J’étais le plus jeune ! Mais je ne considérais pas cette différence comme une question d’âge... je savais bien qu’il valait mieux un jour avoir leur âge !...
Alors qu’à trente ans, le malaise, je l’aurais sûrement attribué à la différence d’âge.
Je les ai observés, résignés à leur sort. Ils ronronnaient devant leurs dossiers, ronchonnaient dès qu’une oreille disponible approchait, maugréaient, bougonnaient mais continuaient et continueraient jusqu’à la fin, la retraite.
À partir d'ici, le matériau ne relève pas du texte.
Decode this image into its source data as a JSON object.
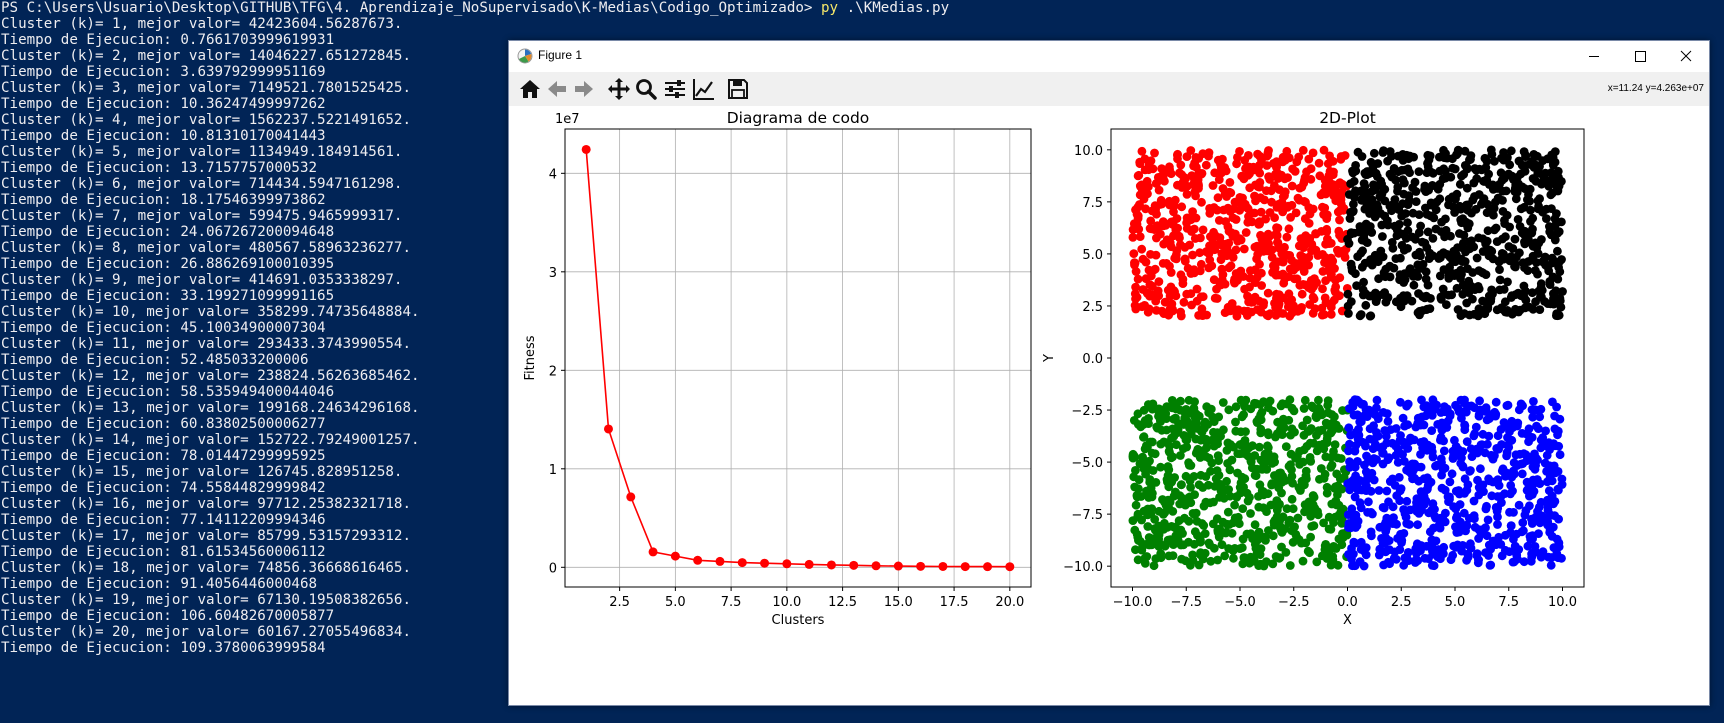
{
  "terminal": {
    "prompt_path": "PS C:\\Users\\Usuario\\Desktop\\GITHUB\\TFG\\4. Aprendizaje_NoSupervisado\\K-Medias\\Codigo_Optimizado>",
    "command": "py",
    "command_arg": ".\\KMedias.py",
    "output_lines": [
      "Cluster (k)= 1, mejor valor= 42423604.56287673.",
      "Tiempo de Ejecucion: 0.7661703999619931",
      "Cluster (k)= 2, mejor valor= 14046227.651272845.",
      "Tiempo de Ejecucion: 3.639792999951169",
      "Cluster (k)= 3, mejor valor= 7149521.7801525425.",
      "Tiempo de Ejecucion: 10.36247499997262",
      "Cluster (k)= 4, mejor valor= 1562237.5221491652.",
      "Tiempo de Ejecucion: 10.81310170041443",
      "Cluster (k)= 5, mejor valor= 1134949.184914561.",
      "Tiempo de Ejecucion: 13.7157757000532",
      "Cluster (k)= 6, mejor valor= 714434.5947161298.",
      "Tiempo de Ejecucion: 18.17546399973862",
      "Cluster (k)= 7, mejor valor= 599475.9465999317.",
      "Tiempo de Ejecucion: 24.067267200094648",
      "Cluster (k)= 8, mejor valor= 480567.58963236277.",
      "Tiempo de Ejecucion: 26.886269100010395",
      "Cluster (k)= 9, mejor valor= 414691.0353338297.",
      "Tiempo de Ejecucion: 33.199271099991165",
      "Cluster (k)= 10, mejor valor= 358299.74735648884.",
      "Tiempo de Ejecucion: 45.10034900007304",
      "Cluster (k)= 11, mejor valor= 293433.3743990554.",
      "Tiempo de Ejecucion: 52.485033200006",
      "Cluster (k)= 12, mejor valor= 238824.56263685462.",
      "Tiempo de Ejecucion: 58.535949400044046",
      "Cluster (k)= 13, mejor valor= 199168.24634296168.",
      "Tiempo de Ejecucion: 60.83802500006277",
      "Cluster (k)= 14, mejor valor= 152722.79249001257.",
      "Tiempo de Ejecucion: 78.01447299995925",
      "Cluster (k)= 15, mejor valor= 126745.828951258.",
      "Tiempo de Ejecucion: 74.55844829999842",
      "Cluster (k)= 16, mejor valor= 97712.25382321718.",
      "Tiempo de Ejecucion: 77.14112209994346",
      "Cluster (k)= 17, mejor valor= 85799.53157293312.",
      "Tiempo de Ejecucion: 81.61534560006112",
      "Cluster (k)= 18, mejor valor= 74856.36668616465.",
      "Tiempo de Ejecucion: 91.4056446000468",
      "Cluster (k)= 19, mejor valor= 67130.19508382656.",
      "Tiempo de Ejecucion: 106.60482670005877",
      "Cluster (k)= 20, mejor valor= 60167.27055496834.",
      "Tiempo de Ejecucion: 109.3780063999584"
    ]
  },
  "window": {
    "title": "Figure 1",
    "coord_readout": "x=11.24 y=4.263e+07",
    "toolbar_icons": [
      "home-icon",
      "back-icon",
      "forward-icon",
      "pan-icon",
      "zoom-icon",
      "configure-subplots-icon",
      "edit-axis-icon",
      "save-icon"
    ]
  },
  "colors": {
    "terminal_bg": "#012456",
    "terminal_text": "#eeedf0",
    "terminal_command": "#f5e76a",
    "elbow_line": "#ff0000"
  },
  "chart_data": [
    {
      "type": "line",
      "title": "Diagrama de codo",
      "xlabel": "Clusters",
      "ylabel": "Fitness",
      "offset_text": "1e7",
      "x": [
        1,
        2,
        3,
        4,
        5,
        6,
        7,
        8,
        9,
        10,
        11,
        12,
        13,
        14,
        15,
        16,
        17,
        18,
        19,
        20
      ],
      "y": [
        42423604.56,
        14046227.65,
        7149521.78,
        1562237.52,
        1134949.18,
        714434.59,
        599475.95,
        480567.59,
        414691.04,
        358299.75,
        293433.37,
        238824.56,
        199168.25,
        152722.79,
        126745.83,
        97712.25,
        85799.53,
        74856.37,
        67130.2,
        60167.27
      ],
      "xlim": [
        0.05,
        20.95
      ],
      "ylim": [
        -2000000,
        44500000
      ],
      "xticks": [
        2.5,
        5.0,
        7.5,
        10.0,
        12.5,
        15.0,
        17.5,
        20.0
      ],
      "xtick_labels": [
        "2.5",
        "5.0",
        "7.5",
        "10.0",
        "12.5",
        "15.0",
        "17.5",
        "20.0"
      ],
      "yticks": [
        0,
        10000000,
        20000000,
        30000000,
        40000000
      ],
      "ytick_labels": [
        "0",
        "1",
        "2",
        "3",
        "4"
      ],
      "grid": true,
      "color": "#ff0000",
      "marker": "circle"
    },
    {
      "type": "scatter",
      "title": "2D-Plot",
      "xlabel": "X",
      "ylabel": "Y",
      "xlim": [
        -11,
        11
      ],
      "ylim": [
        -11,
        11
      ],
      "xticks": [
        -10,
        -7.5,
        -5,
        -2.5,
        0,
        2.5,
        5,
        7.5,
        10
      ],
      "xtick_labels": [
        "−10.0",
        "−7.5",
        "−5.0",
        "−2.5",
        "0.0",
        "2.5",
        "5.0",
        "7.5",
        "10.0"
      ],
      "yticks": [
        -10,
        -7.5,
        -5,
        -2.5,
        0,
        2.5,
        5,
        7.5,
        10
      ],
      "ytick_labels": [
        "−10.0",
        "−7.5",
        "−5.0",
        "−2.5",
        "0.0",
        "2.5",
        "5.0",
        "7.5",
        "10.0"
      ],
      "grid": false,
      "clusters": [
        {
          "color": "#ff0000",
          "x_range": [
            -10,
            0
          ],
          "y_range": [
            2,
            10
          ],
          "n_points": 700
        },
        {
          "color": "#000000",
          "x_range": [
            0,
            10
          ],
          "y_range": [
            2,
            10
          ],
          "n_points": 700
        },
        {
          "color": "#008000",
          "x_range": [
            -10,
            0
          ],
          "y_range": [
            -10,
            -2
          ],
          "n_points": 700
        },
        {
          "color": "#0000ff",
          "x_range": [
            0,
            10
          ],
          "y_range": [
            -10,
            -2
          ],
          "n_points": 700
        }
      ]
    }
  ]
}
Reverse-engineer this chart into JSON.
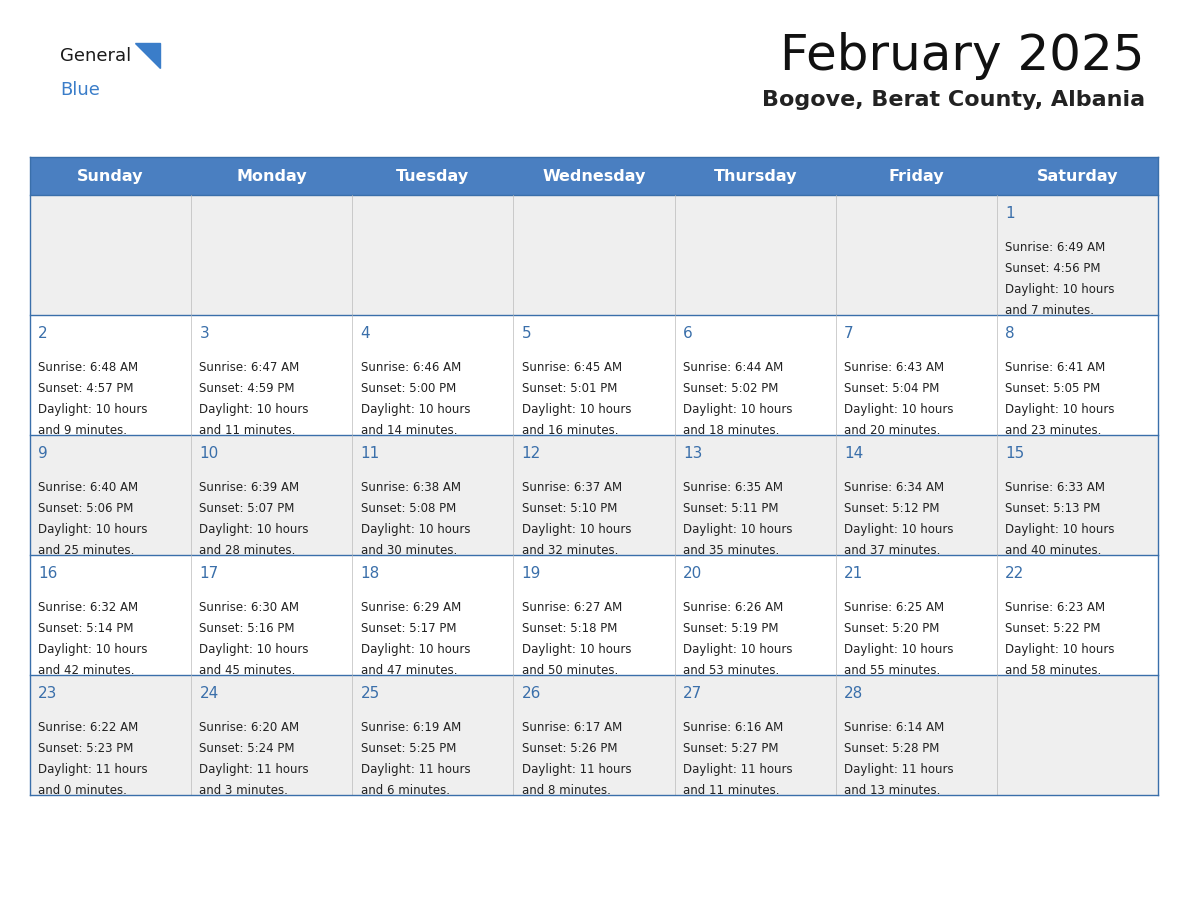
{
  "title": "February 2025",
  "subtitle": "Bogove, Berat County, Albania",
  "header_bg": "#4a7fc1",
  "header_text": "#FFFFFF",
  "header_days": [
    "Sunday",
    "Monday",
    "Tuesday",
    "Wednesday",
    "Thursday",
    "Friday",
    "Saturday"
  ],
  "odd_row_bg": "#FFFFFF",
  "even_row_bg": "#EFEFEF",
  "day_number_color": "#3a6faa",
  "cell_text_color": "#222222",
  "border_color": "#3a6faa",
  "logo_general_color": "#1a1a1a",
  "logo_blue_color": "#3a7DC9",
  "calendar_data": [
    [
      null,
      null,
      null,
      null,
      null,
      null,
      {
        "day": "1",
        "sunrise": "6:49 AM",
        "sunset": "4:56 PM",
        "daylight_line1": "10 hours",
        "daylight_line2": "and 7 minutes."
      }
    ],
    [
      {
        "day": "2",
        "sunrise": "6:48 AM",
        "sunset": "4:57 PM",
        "daylight_line1": "10 hours",
        "daylight_line2": "and 9 minutes."
      },
      {
        "day": "3",
        "sunrise": "6:47 AM",
        "sunset": "4:59 PM",
        "daylight_line1": "10 hours",
        "daylight_line2": "and 11 minutes."
      },
      {
        "day": "4",
        "sunrise": "6:46 AM",
        "sunset": "5:00 PM",
        "daylight_line1": "10 hours",
        "daylight_line2": "and 14 minutes."
      },
      {
        "day": "5",
        "sunrise": "6:45 AM",
        "sunset": "5:01 PM",
        "daylight_line1": "10 hours",
        "daylight_line2": "and 16 minutes."
      },
      {
        "day": "6",
        "sunrise": "6:44 AM",
        "sunset": "5:02 PM",
        "daylight_line1": "10 hours",
        "daylight_line2": "and 18 minutes."
      },
      {
        "day": "7",
        "sunrise": "6:43 AM",
        "sunset": "5:04 PM",
        "daylight_line1": "10 hours",
        "daylight_line2": "and 20 minutes."
      },
      {
        "day": "8",
        "sunrise": "6:41 AM",
        "sunset": "5:05 PM",
        "daylight_line1": "10 hours",
        "daylight_line2": "and 23 minutes."
      }
    ],
    [
      {
        "day": "9",
        "sunrise": "6:40 AM",
        "sunset": "5:06 PM",
        "daylight_line1": "10 hours",
        "daylight_line2": "and 25 minutes."
      },
      {
        "day": "10",
        "sunrise": "6:39 AM",
        "sunset": "5:07 PM",
        "daylight_line1": "10 hours",
        "daylight_line2": "and 28 minutes."
      },
      {
        "day": "11",
        "sunrise": "6:38 AM",
        "sunset": "5:08 PM",
        "daylight_line1": "10 hours",
        "daylight_line2": "and 30 minutes."
      },
      {
        "day": "12",
        "sunrise": "6:37 AM",
        "sunset": "5:10 PM",
        "daylight_line1": "10 hours",
        "daylight_line2": "and 32 minutes."
      },
      {
        "day": "13",
        "sunrise": "6:35 AM",
        "sunset": "5:11 PM",
        "daylight_line1": "10 hours",
        "daylight_line2": "and 35 minutes."
      },
      {
        "day": "14",
        "sunrise": "6:34 AM",
        "sunset": "5:12 PM",
        "daylight_line1": "10 hours",
        "daylight_line2": "and 37 minutes."
      },
      {
        "day": "15",
        "sunrise": "6:33 AM",
        "sunset": "5:13 PM",
        "daylight_line1": "10 hours",
        "daylight_line2": "and 40 minutes."
      }
    ],
    [
      {
        "day": "16",
        "sunrise": "6:32 AM",
        "sunset": "5:14 PM",
        "daylight_line1": "10 hours",
        "daylight_line2": "and 42 minutes."
      },
      {
        "day": "17",
        "sunrise": "6:30 AM",
        "sunset": "5:16 PM",
        "daylight_line1": "10 hours",
        "daylight_line2": "and 45 minutes."
      },
      {
        "day": "18",
        "sunrise": "6:29 AM",
        "sunset": "5:17 PM",
        "daylight_line1": "10 hours",
        "daylight_line2": "and 47 minutes."
      },
      {
        "day": "19",
        "sunrise": "6:27 AM",
        "sunset": "5:18 PM",
        "daylight_line1": "10 hours",
        "daylight_line2": "and 50 minutes."
      },
      {
        "day": "20",
        "sunrise": "6:26 AM",
        "sunset": "5:19 PM",
        "daylight_line1": "10 hours",
        "daylight_line2": "and 53 minutes."
      },
      {
        "day": "21",
        "sunrise": "6:25 AM",
        "sunset": "5:20 PM",
        "daylight_line1": "10 hours",
        "daylight_line2": "and 55 minutes."
      },
      {
        "day": "22",
        "sunrise": "6:23 AM",
        "sunset": "5:22 PM",
        "daylight_line1": "10 hours",
        "daylight_line2": "and 58 minutes."
      }
    ],
    [
      {
        "day": "23",
        "sunrise": "6:22 AM",
        "sunset": "5:23 PM",
        "daylight_line1": "11 hours",
        "daylight_line2": "and 0 minutes."
      },
      {
        "day": "24",
        "sunrise": "6:20 AM",
        "sunset": "5:24 PM",
        "daylight_line1": "11 hours",
        "daylight_line2": "and 3 minutes."
      },
      {
        "day": "25",
        "sunrise": "6:19 AM",
        "sunset": "5:25 PM",
        "daylight_line1": "11 hours",
        "daylight_line2": "and 6 minutes."
      },
      {
        "day": "26",
        "sunrise": "6:17 AM",
        "sunset": "5:26 PM",
        "daylight_line1": "11 hours",
        "daylight_line2": "and 8 minutes."
      },
      {
        "day": "27",
        "sunrise": "6:16 AM",
        "sunset": "5:27 PM",
        "daylight_line1": "11 hours",
        "daylight_line2": "and 11 minutes."
      },
      {
        "day": "28",
        "sunrise": "6:14 AM",
        "sunset": "5:28 PM",
        "daylight_line1": "11 hours",
        "daylight_line2": "and 13 minutes."
      },
      null
    ]
  ],
  "figsize": [
    11.88,
    9.18
  ],
  "dpi": 100
}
Ils avaient bien des colères, contre « les injustices », mais s’y complaisaient, dans ce rôle de « victime », victimette tellement bien payée par rapport à la valeur effective, à l’intérêt pour la planète de leur travail. Les vacances, l’alcool, les « petites histoires » leur servaient de béquilles. Pas d’euphorie mais suffisamment en état pour continuer. L’alcool restait à dose raisonnable (quelques exceptions quand même !).

La plupart du temps, je me taisais. Aucun état d’âme apparent. Un directeur informatique me décrit « stoïque ». Il était fier de ce terme !
Mais je savais : continuer était impossible. Continuer, c’était devenir comme eux. L’emploi façonne le cerveau, certaines connexions inutilisées s’éclipsent.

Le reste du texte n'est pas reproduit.